Toute cette agitation n’a pas échappé aux créateurs d’une application suisse concurrente, AngleLien externe, lancée le 30 mars. Mais son cofondateur Matthias Strodtkoetter assure en avoir eu l’idée indépendamment de cela, avant même de connaître Clubhouse.
Chercheur en informatique quantique à l’Université de Tokyo en 2016, Matthias Strodtkoetter était frustré de ne pas pouvoir trouver un endroit où partager des idées avec un nombre limité de collègues chercheurs dans ce domaine de pointe.

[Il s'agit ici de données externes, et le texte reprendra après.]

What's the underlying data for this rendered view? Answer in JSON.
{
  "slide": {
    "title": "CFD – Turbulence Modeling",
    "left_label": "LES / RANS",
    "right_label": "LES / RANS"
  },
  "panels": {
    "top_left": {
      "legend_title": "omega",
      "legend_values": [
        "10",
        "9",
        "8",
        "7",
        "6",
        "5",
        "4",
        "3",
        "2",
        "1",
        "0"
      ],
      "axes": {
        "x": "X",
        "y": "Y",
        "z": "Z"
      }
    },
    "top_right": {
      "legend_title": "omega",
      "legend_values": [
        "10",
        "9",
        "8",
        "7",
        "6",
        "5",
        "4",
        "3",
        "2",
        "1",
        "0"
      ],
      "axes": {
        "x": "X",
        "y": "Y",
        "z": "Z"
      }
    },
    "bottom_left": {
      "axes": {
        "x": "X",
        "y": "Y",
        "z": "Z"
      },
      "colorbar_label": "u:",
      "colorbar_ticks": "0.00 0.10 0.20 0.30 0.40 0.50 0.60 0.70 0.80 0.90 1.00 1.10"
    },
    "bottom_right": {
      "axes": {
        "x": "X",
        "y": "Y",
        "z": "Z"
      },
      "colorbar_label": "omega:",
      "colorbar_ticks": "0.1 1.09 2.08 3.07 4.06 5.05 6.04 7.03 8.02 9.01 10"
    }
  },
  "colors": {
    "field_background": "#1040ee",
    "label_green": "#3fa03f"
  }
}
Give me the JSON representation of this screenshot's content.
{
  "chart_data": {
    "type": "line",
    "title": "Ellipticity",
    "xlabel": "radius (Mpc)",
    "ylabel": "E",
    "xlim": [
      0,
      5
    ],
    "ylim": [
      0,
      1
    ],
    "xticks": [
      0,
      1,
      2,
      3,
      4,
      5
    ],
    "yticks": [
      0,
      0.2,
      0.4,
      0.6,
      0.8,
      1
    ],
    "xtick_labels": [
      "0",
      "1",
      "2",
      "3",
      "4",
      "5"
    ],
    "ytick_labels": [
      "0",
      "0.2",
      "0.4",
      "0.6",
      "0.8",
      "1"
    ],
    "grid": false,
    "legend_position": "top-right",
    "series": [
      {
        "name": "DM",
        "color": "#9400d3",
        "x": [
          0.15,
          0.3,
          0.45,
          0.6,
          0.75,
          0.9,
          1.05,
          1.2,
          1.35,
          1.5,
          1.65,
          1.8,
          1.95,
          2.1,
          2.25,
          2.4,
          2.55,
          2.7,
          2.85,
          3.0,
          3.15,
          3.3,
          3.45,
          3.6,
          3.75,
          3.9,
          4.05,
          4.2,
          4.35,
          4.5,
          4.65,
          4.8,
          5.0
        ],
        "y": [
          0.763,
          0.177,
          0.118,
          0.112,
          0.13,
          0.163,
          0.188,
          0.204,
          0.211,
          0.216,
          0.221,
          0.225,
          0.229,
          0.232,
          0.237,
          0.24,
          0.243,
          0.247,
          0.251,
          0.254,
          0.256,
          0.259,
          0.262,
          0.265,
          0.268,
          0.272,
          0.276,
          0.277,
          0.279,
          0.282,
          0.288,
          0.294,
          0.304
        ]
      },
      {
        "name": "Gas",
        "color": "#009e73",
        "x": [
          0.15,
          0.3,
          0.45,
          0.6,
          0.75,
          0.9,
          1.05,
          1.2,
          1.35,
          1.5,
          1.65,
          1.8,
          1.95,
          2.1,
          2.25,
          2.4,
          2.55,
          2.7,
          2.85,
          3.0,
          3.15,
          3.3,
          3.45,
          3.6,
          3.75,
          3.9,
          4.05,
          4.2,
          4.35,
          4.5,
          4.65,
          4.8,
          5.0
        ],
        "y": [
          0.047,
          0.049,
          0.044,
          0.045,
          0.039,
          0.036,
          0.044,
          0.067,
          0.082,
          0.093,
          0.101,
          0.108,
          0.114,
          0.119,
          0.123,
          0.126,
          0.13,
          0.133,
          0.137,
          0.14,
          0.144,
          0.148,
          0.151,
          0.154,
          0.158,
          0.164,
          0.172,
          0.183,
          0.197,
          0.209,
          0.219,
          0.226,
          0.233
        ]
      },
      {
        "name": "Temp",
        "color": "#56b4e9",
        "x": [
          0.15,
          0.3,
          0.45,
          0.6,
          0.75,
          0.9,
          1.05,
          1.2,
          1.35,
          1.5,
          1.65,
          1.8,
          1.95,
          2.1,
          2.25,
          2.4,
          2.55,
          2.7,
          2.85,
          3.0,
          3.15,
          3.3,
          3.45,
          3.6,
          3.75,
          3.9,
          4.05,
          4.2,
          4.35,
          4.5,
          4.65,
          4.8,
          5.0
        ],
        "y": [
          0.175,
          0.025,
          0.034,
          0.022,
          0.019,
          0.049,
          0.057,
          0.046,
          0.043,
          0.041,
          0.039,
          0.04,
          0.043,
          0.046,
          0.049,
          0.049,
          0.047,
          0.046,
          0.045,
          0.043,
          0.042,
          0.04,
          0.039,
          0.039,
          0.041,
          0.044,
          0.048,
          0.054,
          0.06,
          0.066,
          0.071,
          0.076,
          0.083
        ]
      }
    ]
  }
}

Les réseaux en ligne qui reliaient des groupes spécifiques de personnes étaient coûteux et peu conviviaux.
«J’ai pensé qu’une plateforme qui mettrait en relation des personnes ayant des intérêts similaires et qui permettrait des conversations orales significatives changerait la donne», explique-t-il. Mais cette idée est restée dans un tiroir pendant quatre ans jusqu’à ce que Matthias Strodtkoetter, alors de retour en Suisse, s’associe à deux autres cofondateurs pour lancer le projet Angle en 2020.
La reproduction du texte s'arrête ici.